Each hole on the Rancho nine is a little different from the others and during your round you find a little bit of everything that makes golf fun and challenging – forced carries, dog legs, elevation changes, challenging green complexes, long par 3s and 5s, tight shots, risk reward opportunities, dog legs, water, and strategically placed bunkers plus the prevailing winds need to be manages. And then you’ll hit the “Tubac Triangle:”
- #6 a demanding 464 yard dog leg left that requires accuracy all the way to a well bunkered green
- #7 a booming 254 yard par 3 that requires both distance and accuracy to stuff it on a smallish 28 yard deep green
- The “Train Wreck” #8 which is a 651 yard par 5 that requires a precise shot off the tee box to avoid the trees and strategically placed fairway bunkers, a second shot that needs to miss the cottonwood in the middle of the fairway, and a third shot that needs to carry the pond to a fairly large green
The tree lined fairways (only one home on this nine) were in near perfect condition when we played, as were the greens. The greens, which ranged from 25 to 35 yards deep, seemed to be more challenging that’s to being elevated and with more slope and undulation. There are only 20 bunkers, most of which are guarding the greens, and the sand is good and the lips are very manageable – in fact, in a few cases we hit the bunker and rolled out and then said a few thank yous.
A very fun nine with enough challenges to keep you focused and test your game and it’s a great layout with lots of variety as well as some interesting and memorable holes.
Slope and rating are based on playing the Rancho/ Otero nines together.
Course Slope & Ratings
Texas Outside Rating
- Overall Rating:
- 9.2 out of 10
- Fun to Play:
- Front Nine Rating:
- Back Nine Rating:
FEES & AMENITIES
Rates: $39.00 to $1,094.00
Service is outstanding, the practice facilities are very good, the pro shop is well stocked, and the restaurant is top notch.

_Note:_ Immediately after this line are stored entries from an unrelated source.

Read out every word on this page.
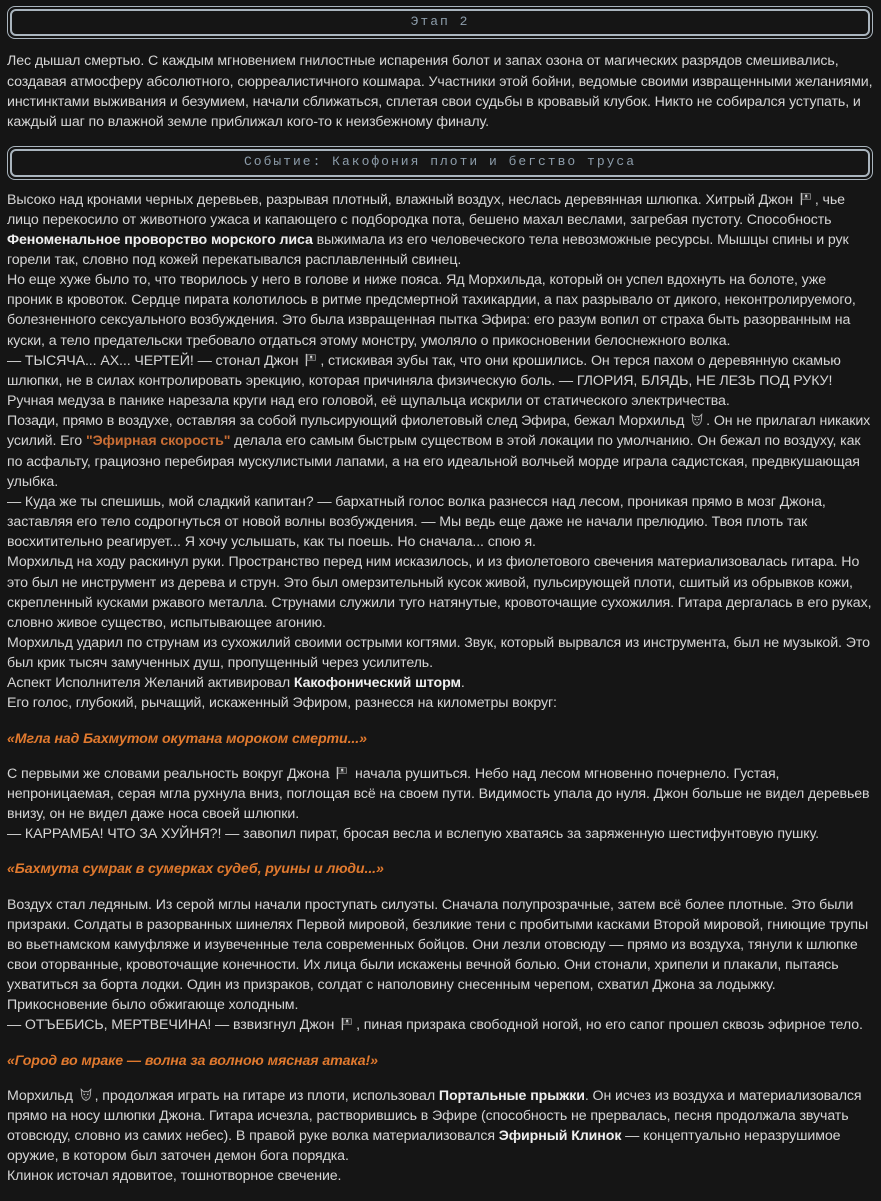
Этап 2

Лес дышал смертью. С каждым мгновением гнилостные испарения болот и запах озона от магических разрядов смешивались, создавая атмосферу абсолютного, сюрреалистичного кошмара. Участники этой бойни, ведомые своими извращенными желаниями, инстинктами выживания и безумием, начали сближаться, сплетая свои судьбы в кровавый клубок. Никто не собирался уступать, и каждый шаг по влажной земле приближал кого-то к неизбежному финалу.

Событие: Какофония плоти и бегство труса
Высоко над кронами черных деревьев, разрывая плотный, влажный воздух, неслась деревянная шлюпка. Хитрый Джон
, чье лицо перекосило от животного ужаса и капающего с подбородка пота, бешено махал веслами, загребая пустоту. Способность Феноменальное проворство морского лиса выжимала из его человеческого тела невозможные ресурсы. Мышцы спины и рук горели так, словно под кожей перекатывался расплавленный свинец.
Но еще хуже было то, что творилось у него в голове и ниже пояса. Яд Морхильда, который он успел вдохнуть на болоте, уже проник в кровоток. Сердце пирата колотилось в ритме предсмертной тахикардии, а пах разрывало от дикого, неконтролируемого, болезненного сексуального возбуждения. Это была извращенная пытка Эфира: его разум вопил от страха быть разорванным на куски, а тело предательски требовало отдаться этому монстру, умоляло о прикосновении белоснежного волка.
— ТЫСЯЧА... АХ... ЧЕРТЕЙ! — стонал Джон
, стискивая зубы так, что они крошились. Он терся пахом о деревянную скамью шлюпки, не в силах контролировать эрекцию, которая причиняла физическую боль. — ГЛОРИЯ, БЛЯДЬ, НЕ ЛЕЗЬ ПОД РУКУ!
Ручная медуза в панике нарезала круги над его головой, её щупальца искрили от статического электричества.
Позади, прямо в воздухе, оставляя за собой пульсирующий фиолетовый след Эфира, бежал Морхильд
. Он не прилагал никаких усилий. Его "Эфирная скорость" делала его самым быстрым существом в этой локации по умолчанию. Он бежал по воздуху, как по асфальту, грациозно перебирая мускулистыми лапами, а на его идеальной волчьей морде играла садистская, предвкушающая улыбка.
— Куда же ты спешишь, мой сладкий капитан? — бархатный голос волка разнесся над лесом, проникая прямо в мозг Джона, заставляя его тело содрогнуться от новой волны возбуждения. — Мы ведь еще даже не начали прелюдию. Твоя плоть так восхитительно реагирует... Я хочу услышать, как ты поешь. Но сначала... спою я.
Морхильд на ходу раскинул руки. Пространство перед ним исказилось, и из фиолетового свечения материализовалась гитара. Но это был не инструмент из дерева и струн. Это был омерзительный кусок живой, пульсирующей плоти, сшитый из обрывков кожи, скрепленный кусками ржавого металла. Струнами служили туго натянутые, кровоточащие сухожилия. Гитара дергалась в его руках, словно живое существо, испытывающее агонию.
Морхильд ударил по струнам из сухожилий своими острыми когтями. Звук, который вырвался из инструмента, был не музыкой. Это был крик тысяч замученных душ, пропущенный через усилитель.
Аспект Исполнителя Желаний активировал Какофонический шторм.
Его голос, глубокий, рычащий, искаженный Эфиром, разнесся на километры вокруг:

«Мгла над Бахмутом окутана мороком смерти...»

С первыми же словами реальность вокруг Джона
начала рушиться. Небо над лесом мгновенно почернело. Густая, непроницаемая, серая мгла рухнула вниз, поглощая всё на своем пути. Видимость упала до нуля. Джон больше не видел деревьев внизу, он не видел даже носа своей шлюпки.
— КАРРАМБА! ЧТО ЗА ХУЙНЯ?! — завопил пират, бросая весла и вслепую хватаясь за заряженную шестифунтовую пушку.

«Бахмута сумрак в сумерках судеб, руины и люди...»

Воздух стал ледяным. Из серой мглы начали проступать силуэты. Сначала полупрозрачные, затем всё более плотные. Это были призраки. Солдаты в разорванных шинелях Первой мировой, безликие тени с пробитыми касками Второй мировой, гниющие трупы во вьетнамском камуфляже и изувеченные тела современных бойцов. Они лезли отовсюду — прямо из воздуха, тянули к шлюпке свои оторванные, кровоточащие конечности. Их лица были искажены вечной болью. Они стонали, хрипели и плакали, пытаясь ухватиться за борта лодки. Один из призраков, солдат с наполовину снесенным черепом, схватил Джона за лодыжку. Прикосновение было обжигающе холодным.
— ОТЪЕБИСЬ, МЕРТВЕЧИНА! — взвизгнул Джон
, пиная призрака свободной ногой, но его сапог прошел сквозь эфирное тело.

«Город во мраке — волна за волною мясная атака!»

Морхильд
, продолжая играть на гитаре из плоти, использовал Портальные прыжки. Он исчез из воздуха и материализовался прямо на носу шлюпки Джона. Гитара исчезла, растворившись в Эфире (способность не прервалась, песня продолжала звучать отовсюду, словно из самих небес). В правой руке волка материализовался Эфирный Клинок — концептуально неразрушимое оружие, в котором был заточен демон бога порядка.
Клинок источал ядовитое, тошнотворное свечение.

Here's How Texas Outside Determines the Scorecard Rating
The Texas Outside rating scale ranges from 1 to 10 – a perfect 10 course would be something like this: links along a cliff overlooking the Pacific ocean and bordered by tall trees; lush fairways on rolling hills with lots of natural hazards; water (which is crystal clear) on most of the holes; immaculate greens (but they are undulating and tough); lots of variety and character (each hole is completely different and includes blind shots, elevation changes, doglegs, and significant challenges); perfectly manicured traps with the whitest and prettiest sand you’ve ever seen; a nice club house with great food and a 19th hole; a GPS; plenty of beverage carts or your own cooler and ice; and it only costs $40 bucks! What this means is that you probably won’t find any 10s in Texas – try Cabo San Lucas, Pebble Beach, or some of the Hawaii courses!
All of the above determines the overall score for the golf course. In other words, we like courses that are pretty, fun, very challenging with a lot of variety, and fairways and greens in excellent condition – all for $40. We also tend to play the courses that are affordable for the masses, which means in the $30 to $80 range. We rate hard and we haven’t found a 10 in Texas yet – don’t worry we haven’t given up and we’re still looking.